The beauty of mermaids
Once upon a time, there was a woman who worked very hard yet still doubted she could do it. Some days it took all of her strength to draw breath and place one foot in front of the other.
When she was younger, the woman had known a very bad man who broke her into tiny little pieces and made her give up something very precious, yet she picked herself up. She spent a year running from the man and the decision. She ran over the land and swam across the sea, but when she returned the bad man was waiting for her, right where she'd left him, in her old life. When the woman had almost succeeded in destroying her body, when she was a mere shadow of her former self, she met a wolf. He was a sly and cunning wolf who tricked the woman by dressing as a knight in shining armour. He protected her from the world and all its evils by building a fortress around her. Around this fortress he dug a moat.
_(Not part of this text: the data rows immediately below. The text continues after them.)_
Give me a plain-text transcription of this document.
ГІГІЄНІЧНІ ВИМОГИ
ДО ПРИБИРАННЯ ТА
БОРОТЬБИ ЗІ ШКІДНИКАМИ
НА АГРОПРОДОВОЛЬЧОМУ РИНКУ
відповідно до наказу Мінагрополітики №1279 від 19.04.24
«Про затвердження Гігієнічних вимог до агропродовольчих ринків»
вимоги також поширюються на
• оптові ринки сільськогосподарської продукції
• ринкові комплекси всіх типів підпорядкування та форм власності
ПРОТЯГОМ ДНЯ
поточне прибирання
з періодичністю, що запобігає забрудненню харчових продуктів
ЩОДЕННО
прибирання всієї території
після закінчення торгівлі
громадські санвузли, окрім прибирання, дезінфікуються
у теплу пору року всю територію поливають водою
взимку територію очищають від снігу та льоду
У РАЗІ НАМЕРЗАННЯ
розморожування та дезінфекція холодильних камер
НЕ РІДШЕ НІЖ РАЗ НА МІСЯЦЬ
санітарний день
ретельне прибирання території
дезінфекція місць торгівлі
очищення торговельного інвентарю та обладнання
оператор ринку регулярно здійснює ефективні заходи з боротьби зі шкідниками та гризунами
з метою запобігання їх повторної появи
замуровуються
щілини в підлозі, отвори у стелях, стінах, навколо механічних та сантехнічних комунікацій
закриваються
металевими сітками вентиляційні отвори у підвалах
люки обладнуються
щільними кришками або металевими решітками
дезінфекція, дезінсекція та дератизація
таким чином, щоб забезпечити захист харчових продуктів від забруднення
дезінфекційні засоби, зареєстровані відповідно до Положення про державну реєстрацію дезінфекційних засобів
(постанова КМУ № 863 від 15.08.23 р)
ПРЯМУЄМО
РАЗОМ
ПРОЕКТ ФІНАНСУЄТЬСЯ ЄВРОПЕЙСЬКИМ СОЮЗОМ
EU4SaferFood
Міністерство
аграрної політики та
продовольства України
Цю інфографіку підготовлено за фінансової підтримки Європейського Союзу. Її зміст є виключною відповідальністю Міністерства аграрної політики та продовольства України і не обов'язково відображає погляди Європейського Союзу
The moat kept friends and foes out alike, and the beauty (and peril) of the moat was that it was invisible. Nobody knew it was there, but it was. By the time their cubs were born, the knight's armour had lost its shine and it began to tarnish. The wolf had to constantly buff his armour to keep his true identity safe.
One day, the woman began a new journey and she met a shimmer of mermaids. The woman gazed longingly at the mermaids, awe-struck. She held back and admired their spirit, strength, courage, beauty, skill, love, and she was intimidated. She saw the mermaids as all-powerful and could not comprehend how she would ever be good enough to swim with them. She thought that her tail might be too damaged or her scales not shiny enough. When she finally accepted the mermaids' help and was admitted to the inner sanctum of the shimmer, she could see that their strength and power and beauty and courage and wisdom was not due to their perfection, but rather their imperfections.
The mermaids helped the woman build a raft and she asked them for a map. They didn't have one, but showed her that she had had her own map and compass all along, and they taught her how to use them. The woman was scared of the water, so she kept the raft and the map and the compass locked away. One day the wolf's armour was so tarnished that it fell to pieces. He could no longer disguise his claws or his big teeth or his snarl, so the woman unlocked the raft and the map and the compass. She loaded her cubs and her possessions onto the raft, then held her breath as she launched herself into unknown waters. The wolf was persistent and tried to catch the woman and the cubs, but whenever the waters got choppy or the wolf tried to sink the raft, the shimmer of mermaids were by the woman's side.
When the woman got to what she thought was her destination, she looked around and realised that she too was now a mermaid, part of the shimmer. Her fellow mermaids revealed themselves to her with a knowing smile, a kind word, a dose of tough love, a hug of encouragement, whatever she needed. The shimmer was ferocious and protective, so devoted and loyal that the woman felt she had been saved. A mermaid guide asked her what she planned to do next and the woman realised that she hadn't reached her destination at all. She also realised that the bad man and the wolf had peeled the layers of her self back and that she no longer knew who she was or what she wanted.
The woman came to see that when the other mermaids were not being mermaids, they were something else equally as important. She could see that she had spent such a long time running from the bad man and the wolf, and trying to be a mermaid, that she'd forgotten that she was also a woman. Some days she was a mermaid: she battled the storms and the waves and enjoyed moments of serenity and breathtaking beauty. Some days she wondered why she had wanted to be a mermaid at all, and she could see why some mermaids no longer wanted to be mermaids. Sometimes the waves were relentless and just too high to withstand, sometimes the water was cold and dry land looked safer and more appealing, sometimes it was exhausting to be constantly fighting the tide.
Unlike other stories, this is not the end. The woman is a mermaid, but she is also a woman. The strands of the story are not tied together neatly, the woman is not rescued, and she isn't waiting for anyone else to rescue her. The wolf is a shadow that dips in and out of the woman's life, but she no longer lives in a fortress surrounded by an invisible but powerful moat. The woman will be a mermaid for a very long time, she will meet other women on their quest to join the shimmer and, when she is battle-weary from fighting the waves that threaten to dash her against the rocks, she will put out a siren call and the shimmer will swim in her direction. That's the beauty of mermaids.